Le boycott, instrument de lutte contre la colonisation israélienne

Par Corine Boyer

 

Plusieurs entreprises néerlandaises et le fonds souverain de la Norvège ont cessé de collaborer avec des sociétés israéliennes impliquées dans les colonies, jugées illégales par le droit international. La France fait figure d’exception en Europe, puisqu’elle est le seul pays où les militants qui appellent au boycott sont traduits devant les tribunaux.

 

Chaque année, un rapport interne des diplomates européens en poste à Jérusalem accuse Israël de « miner systématiquement la présence palestinienne dans Jérusalem par le biais de l’expansion continue des colonies ». Israël a proclamé Jérusalem sa capitale « éternelle et indivisible » , alors que les Palestiniens ambitionnent de faire du secteur oriental de la ville, occupé et annexé par Israël après juin 1967, la capitale de leur futur État. L’Union européenne, comme l’ensemble de la communauté internationale, considère Jérusalem-Est comme un territoire occupé et juge illégales toutes les colonies israéliennes au regard du droit international. Elle estime que la colonisation et les restrictions imposées aux Palestiniens en Cisjordanie occupée sapent la viabilité d’un futur État palestinien.

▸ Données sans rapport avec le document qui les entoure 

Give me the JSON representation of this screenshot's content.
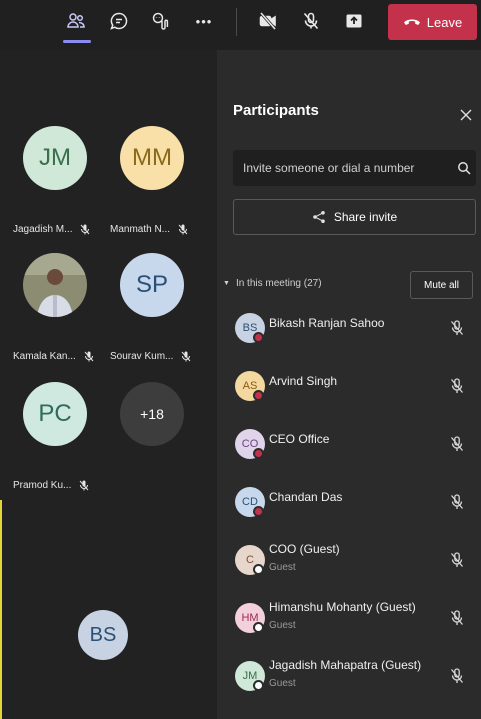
{
  "toolbar": {
    "leave_label": "Leave",
    "more_label": "•••"
  },
  "gallery": {
    "tiles": [
      {
        "initials": "JM",
        "name": "Jagadish M...",
        "bg": "#cfe8d8",
        "fg": "#3b6e4b"
      },
      {
        "initials": "MM",
        "name": "Manmath N...",
        "bg": "#f8e0a8",
        "fg": "#8a6a1a"
      },
      {
        "initials": "",
        "name": "Kamala Kan...",
        "bg": "#8c8c72",
        "fg": "#ffffff"
      },
      {
        "initials": "SP",
        "name": "Sourav Kum...",
        "bg": "#c7d8ec",
        "fg": "#2b4f76"
      },
      {
        "initials": "PC",
        "name": "Pramod Ku...",
        "bg": "#cfe8e0",
        "fg": "#2f6b5a"
      },
      {
        "initials": "+18",
        "name": "",
        "bg": "#3d3d3d",
        "fg": "#ffffff"
      }
    ],
    "self_initials": "BS"
  },
  "panel": {
    "title": "Participants",
    "search_placeholder": "Invite someone or dial a number",
    "share_label": "Share invite",
    "section_label": "In this meeting (27)",
    "mute_all_label": "Mute all",
    "participants": [
      {
        "initials": "BS",
        "name": "Bikash Ranjan Sahoo",
        "sub": "",
        "bg": "#c7d3e2",
        "fg": "#2b4f76",
        "status": "#c4314b"
      },
      {
        "initials": "AS",
        "name": "Arvind Singh",
        "sub": "",
        "bg": "#f3d9a0",
        "fg": "#8a5a10",
        "status": "#c4314b"
      },
      {
        "initials": "CO",
        "name": "CEO Office",
        "sub": "",
        "bg": "#e0d4ea",
        "fg": "#6b3f82",
        "status": "#c4314b"
      },
      {
        "initials": "CD",
        "name": "Chandan Das",
        "sub": "",
        "bg": "#c7d8ec",
        "fg": "#2b4f76",
        "status": "#c4314b"
      },
      {
        "initials": "C",
        "name": "COO (Guest)",
        "sub": "Guest",
        "bg": "#e6d6cc",
        "fg": "#7a4e34",
        "status": "#ffffff"
      },
      {
        "initials": "HM",
        "name": "Himanshu Mohanty (Guest)",
        "sub": "Guest",
        "bg": "#f2d0dc",
        "fg": "#a02a55",
        "status": "#ffffff"
      },
      {
        "initials": "JM",
        "name": "Jagadish Mahapatra (Guest)",
        "sub": "Guest",
        "bg": "#cfe8d8",
        "fg": "#3b6e4b",
        "status": "#ffffff"
      }
    ]
  },
  "colors": {
    "accent": "#8b8cf2",
    "leave": "#c4314b",
    "background": "#1b1b1b",
    "panel": "#2b2b2b"
  }
}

Or, depuis que le secrétaire d’État américain, John Kerry, a relancé des pourparlers de paix entre Israéliens et Palestiniens, le gouvernement de Benyamin Netanyahou a annoncé une série de nouveaux projets de colonisation. Estimant que la diplomatie n’avance pas, certains pays européens ont décidé de prendre des mesures.

Ainsi, le ministère des finances norvégien a annoncé le 30 janvier que le fonds souverain du pays, le plus grand du monde, bannissait deux entreprises ayant participé à la construction de colonies israéliennes à Jérusalem-Est, où la souveraineté revendiquée par Israël n’est pas reconnue par la communauté internationale. Il a invoqué leur « contribution à des violations graves des droits des personnes ».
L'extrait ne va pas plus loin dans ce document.